Probably the only thing I wish I had a little more of from Harley, is energy. He often feels lazy, and requires a lot of motivation from me to move-on. On the longe line, he looks excellent, and may be going just the same under saddle, but just feels lazy compared to Boss's long strides. I haven't had any video in a while to observe him, so I'm hoping to get some soon for comparison.
The trot/canter/trot transitions have come a long way. I've begun to introduce a bit of collection on his canter - instead of barely any rein contact, I've shortened my reins just a bit. Somedays that goes really good, and others are a flat disaster. Harley takes that rein pressure as "slow down", and it's difficult to keep him In the canter. Nevertheless, our canter goal has been met - he almost never gets his leads wrong now, and I can go most rides all on correct-lead canter. He gets them on a bend in the circle, and I haven't asked but once or twice on a straight line. We'll get there. I think I need to get better at my own cues from Boss on a line before I ask Harley to learn.

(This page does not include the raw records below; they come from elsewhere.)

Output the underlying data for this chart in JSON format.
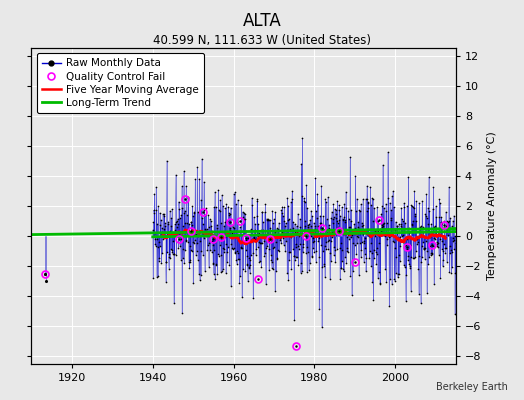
{
  "title": "ALTA",
  "subtitle": "40.599 N, 111.633 W (United States)",
  "credit": "Berkeley Earth",
  "ylabel": "Temperature Anomaly (°C)",
  "xlim": [
    1910,
    2015
  ],
  "ylim": [
    -8.5,
    12.5
  ],
  "yticks": [
    -8,
    -6,
    -4,
    -2,
    0,
    2,
    4,
    6,
    8,
    10,
    12
  ],
  "xticks": [
    1920,
    1940,
    1960,
    1980,
    2000
  ],
  "data_start_year": 1940,
  "data_end_year": 2014,
  "early_years": [
    1913.3,
    1913.5
  ],
  "early_vals": [
    -2.5,
    -3.0
  ],
  "seed": 17,
  "bg_color": "#e8e8e8",
  "plot_bg_color": "#e8e8e8",
  "line_color": "#0000cc",
  "marker_color": "#000000",
  "qc_color": "#ff00ff",
  "moving_avg_color": "#ff0000",
  "trend_color": "#00bb00",
  "legend_fontsize": 7.5,
  "title_fontsize": 12,
  "subtitle_fontsize": 8.5,
  "tick_fontsize": 8,
  "figwidth": 5.24,
  "figheight": 4.0,
  "dpi": 100
}
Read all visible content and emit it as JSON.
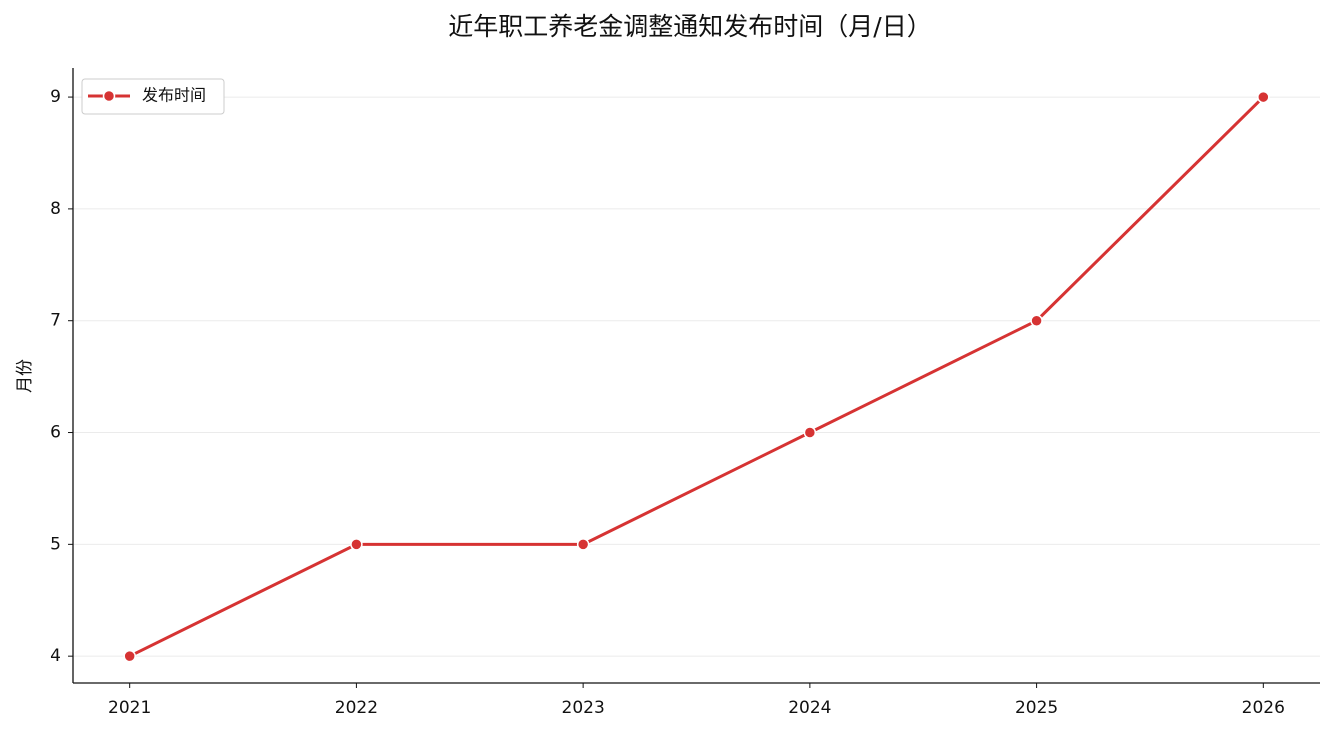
{
  "chart_data": {
    "type": "line",
    "title": "近年职工养老金调整通知发布时间（月/日）",
    "y_label": "月份",
    "x": [
      2021,
      2022,
      2023,
      2024,
      2025,
      2026
    ],
    "series": [
      {
        "name": "发布时间",
        "color": "#d63333",
        "values": [
          4,
          5,
          5,
          6,
          7,
          9
        ]
      }
    ],
    "xlim": [
      2020.75,
      2026.25
    ],
    "xticks": [
      2021,
      2022,
      2023,
      2024,
      2025,
      2026
    ],
    "ylim": [
      3.76,
      9.26
    ],
    "yticks": [
      4,
      5,
      6,
      7,
      8,
      9
    ],
    "grid": true,
    "legend": "upper-left"
  }
}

Last night, Harley reminded me he's a baby. He was lazy on the longe. I flipped the whip just a little, and he took off like a flash. Galloping around the circle, eyes wide, it took about ten minutes to get him to relax. Then, in the trot, he was refusing to walk. No walk, no halt, nothing. Just trotting, totally ignoring all body language, all verbal cues, even a tug on the line/halter. I took the neck stretcher off, and focused on small circles, just on the walk. I'd let him go about half a circle, then tell him, "whoa!". About a dozen later, Harley was ready to stop rather than keep going.
I checked him over nose to tail, down all four legs, reaching, stretching, and all the tricks. He's not sore, he's not hurting. Just bein' a baby. It's all good. If 90% of Harley's work is slow, lazy, and obedient, he's entitled to a bad-day. I used to give it to Ransom to have a gallop-off-like-a-nut days, no reason Harley can't have the same.